David G. Bonagura, Jr. in his essay entitled “The Sword of Education” published in The University Bookman recounts Russell Kirk’s first essay on the topic of education. It was published in The South Atlantic Quarterly in 1945 as a response to the claim of a Johns Hopkins professor that the United States should forsake the humanities in wartime. Kirk, then an army sergeant, described in his essay entitled “A Conscript for Education” the necessity of the liberal arts for ordering the soul and the commonwealth, even during wartime:
“The physical sciences have their place, a respectable one; but they, primarily, do not win wars; the human spirit still does that; and physical sciences certainly cannot suffice for the men who are to make and maintain a peace, who are to establish liberty and justice, who are to set free the body and the mind . . .”

The liberal education offers the grounding in ethics, religion, literature, history, economics and the other plurality of social sciences concerned with society and human behavior. America’s founding documents which capture the essence of humankind’s natural rights, laws and the rules for good government were inspired by men who were educated in classical thought, language and culture and inculcated themselves in the history of past governments; those that flourished and those that failed. The liberal arts provided the founders the needed lessons to forge the world’s most enduring and moral government. Through the study of the liberal arts America’s founders uncovered the keys to the American cause, i.e., order, freedom and justice.

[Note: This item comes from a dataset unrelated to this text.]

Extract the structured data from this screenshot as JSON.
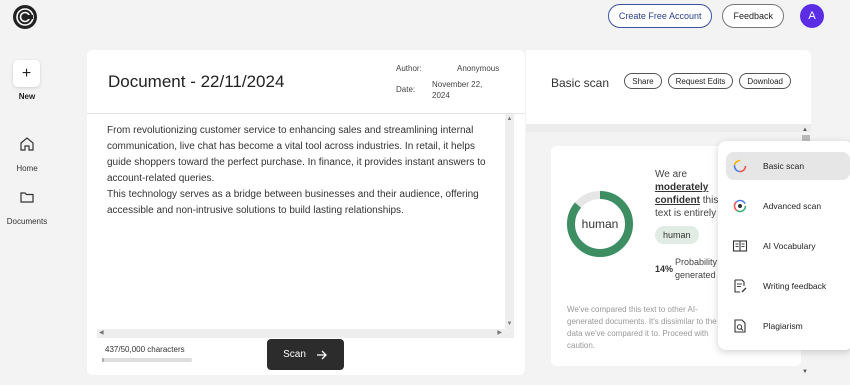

The liberal arts are the educational instruments that stimulate the intellectual virtue of humankind and develop what Edmund Burke referred to as the “moral imagination” in his Reflections on the Revolution in France. Space does not permit a detailed discourse on Burke’s moral imagination, but most Burke scholars would accept the moral imagination to be the highest plane of moral behavior manifested in civilized society, sustained by the spirit of religion and a system of manners. Dr. Kirk justly encapsulates the moral imagination in the following passage,
“By this “moral imagination,” Burke signifies that power of ethical perception which strides beyond the barriers of private experience and momentary events “especially,” as the dictionary has it, “the higher form of this power exercised in poetry and art.” The moral imagination aspires to the apprehending of right order in the soul and right order in the commonwealth. It is the moral imagination which informs us concerning the dignity of human nature, which instructs us that we are more than naked apes.”

The naysayers to a liberal arts education may dispute its practicality in today’s society of challenging employment opportunities for college graduates. This is a duly noted concern, but the goal of higher education is not to create jobs or trim the unemployment rolls. Educators are not trained or equipped nor do they have the necessary resources to guarantee graduating classes that find full-employment. If full-employment is the end game for a higher education then society should simply abandon the notion of a college and university and ubiquitously adopt the McDonald’s training model of “Hamburger University”.

There are also those who fear the dreaded doctrinaire progressivism advanced by the plethora of ideologically “progressive/liberal” educators in our halls of higher learning. A well-founded fear, but the mainstay of a liberal education is to develop the critical thinking skills to challenge the viability of the newfangled political and cultural fashions, fads and appetites of the day, testing them against the virtues, values and principles extolled by our ancestral wisdom. To quote Dr. Kirk, “Liberal education is conservative in this way: it defends order against disorder.”

In the book Napoleon in His Own Words: From the French of Jules Bertaut Napoleon venerates the imagination by saying, “What power there is in imagination in the imagination of men”. The wisdom of our ancestors echoes to this day the need to conserve the moral imagination. An imagination that is best conserved through a liberal education.